To do that, we decompose AccountState - the entity that we currently
cache - into smaller chunks that can be cached individually:
1) External IDs + user name (cached in ExternalIdCache)
2) CachedAccountDetails (newly cached)
3) Gerrit's default settings (we start caching this in a follow-up
change)
CachedAccountDetails - a new class representing all information stored
under the user's ref (refs/users/<sharded-id>) is now cached in the
'accounts' cache instead of AccountState. AccountState is contructed
when requested from the sources 1-3 and not cached itself as it's
just a plain wrapper around other state, that we already cache.
This has the following advantages:
1) CachedAccountDetails contains only details from
refs/users/<sharded-id>.
By that, we can use the SHA1 of that ref as cache key and start
serializing the cache to eliminate cold start penalty as well as
router assignment change penalty (for distributed setups).
It also means that we don't have to do invalidation ourselves
anymore.
2) When the server's default preferences change, we don't have to
invalidate all accounts anymore. This is a shortcoming of the
current approach.
3) The projected speed improvements that come from persisting the
cache makes it so that we can remove the logic to load accounts
in parallel.
The new aproach also means that:
1) We now need to get the SHA1 from refs/users/<sharded-id> for
every account that we look up. Data suggests that this is not an
issue for latency as ref lookups are cheap. We retain the method
in AccountCacheImpl that allows the caller to load a
Set<AccountState> so that in the cases where we want many many
accounts (change queries, ...) we have to open All-Users only once.

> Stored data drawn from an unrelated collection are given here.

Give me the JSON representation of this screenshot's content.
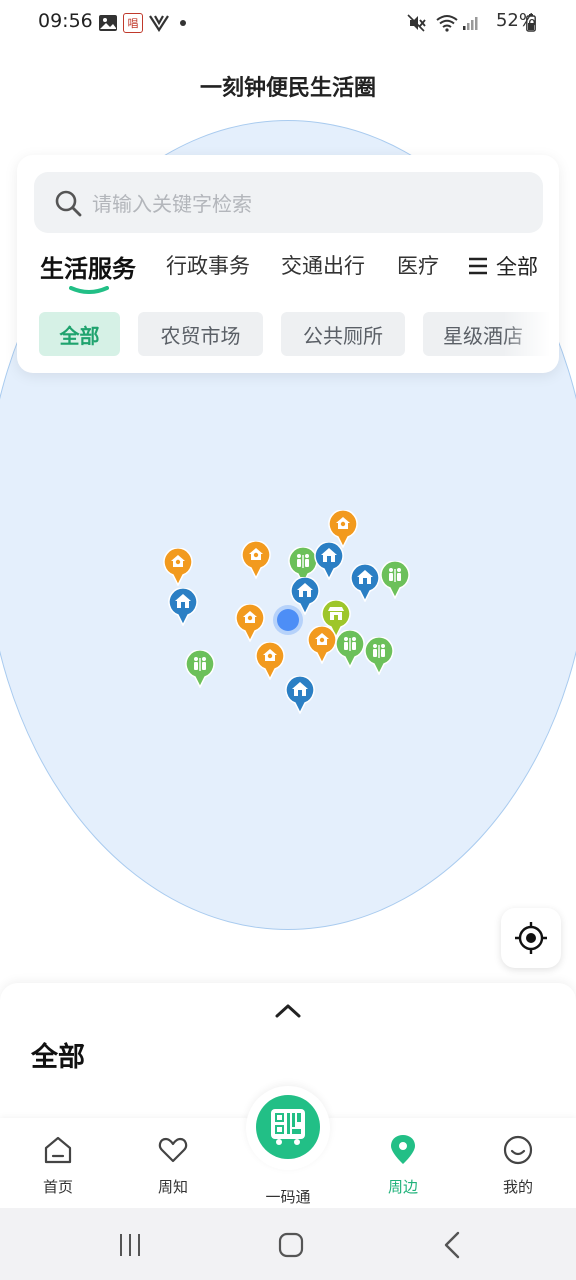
{
  "status_bar": {
    "time": "09:56",
    "battery": "52%",
    "icons": [
      "image-icon",
      "notification-app-icon",
      "v-app-icon",
      "dot-icon",
      "mute-icon",
      "wifi-icon",
      "signal-icon",
      "battery-icon"
    ],
    "notification_badge": "唱"
  },
  "header": {
    "title": "一刻钟便民生活圈"
  },
  "search": {
    "placeholder": "请输入关键字检索",
    "value": ""
  },
  "category_tabs": {
    "items": [
      "生活服务",
      "行政事务",
      "交通出行",
      "医疗"
    ],
    "active": "生活服务",
    "all_label": "全部"
  },
  "filter_chips": {
    "items": [
      "全部",
      "农贸市场",
      "公共厕所",
      "星级酒店"
    ],
    "active": "全部"
  },
  "map": {
    "pin_types": [
      "orange-service-pin",
      "blue-home-pin",
      "green-toilet-pin",
      "lime-market-pin"
    ]
  },
  "bottom_sheet": {
    "title": "全部"
  },
  "bottom_nav": {
    "items": [
      {
        "label": "首页",
        "icon": "home-icon"
      },
      {
        "label": "周知",
        "icon": "heart-icon"
      },
      {
        "label": "一码通",
        "icon": "qr-bus-icon"
      },
      {
        "label": "周边",
        "icon": "location-pin-icon",
        "active": true
      },
      {
        "label": "我的",
        "icon": "smile-icon"
      }
    ]
  },
  "colors": {
    "accent": "#22bf86",
    "map_fill": "#e4effc",
    "pin_orange": "#f29a1e",
    "pin_blue": "#2b7fc4",
    "pin_green": "#6cc05a",
    "pin_lime": "#9ec62a"
  }
}
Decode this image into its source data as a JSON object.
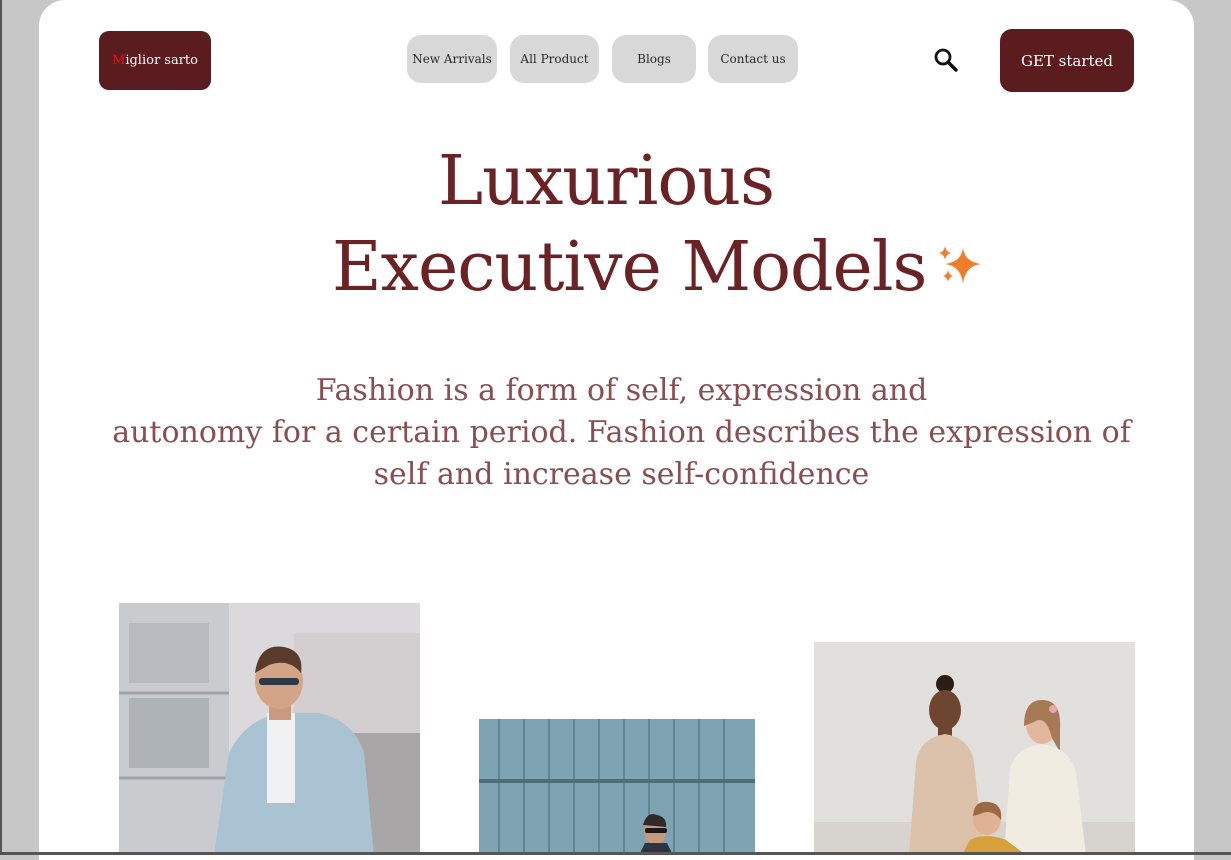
{
  "header": {
    "logo_first_letter": "M",
    "logo_rest": "iglior sarto",
    "nav": [
      "New Arrivals",
      "All Product",
      "Blogs",
      "Contact us"
    ],
    "search_icon": "search-icon",
    "cta_label": "GET started"
  },
  "hero": {
    "title_line1": "Luxurious",
    "title_line2": "Executive Models",
    "sparkle_icon": "sparkle-icon",
    "description_lines": [
      "Fashion is a form of self, expression and",
      "autonomy for a certain period. Fashion describes the expression of",
      "self and increase self-confidence"
    ]
  },
  "gallery": {
    "photos": [
      "man-blue-jacket-photo",
      "man-blue-wall-photo",
      "women-coats-photo"
    ]
  },
  "colors": {
    "brand": "#5a1c1f",
    "title": "#6b2224",
    "description": "#8a4e52",
    "nav_bg": "#d8d8d8",
    "sparkle": "#f07d2a"
  }
}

In case we discover that - against our assumptions - this is a
bottleneck we can add a small in-memory cache for AccountState.
Related prework:
The new aproach shows that the way we handle user preferences is
suboptimal, because:
1) We pipe through API data types to the storage
2) We overlay defaults directly in the storage
3) Use reflection to get/set fields.
I considered and prototyped a rewrite of this and initially thought I
could get it done before serializing the account cache. However it turned
out to be significantly more work and the impact of that work (besides
being a much desired cleanup) is rather low. So I decided to get the
cache serialized independently.
Change-Id: I61ae57802f37c62ee9e3552e4a0f19fe3d8d762b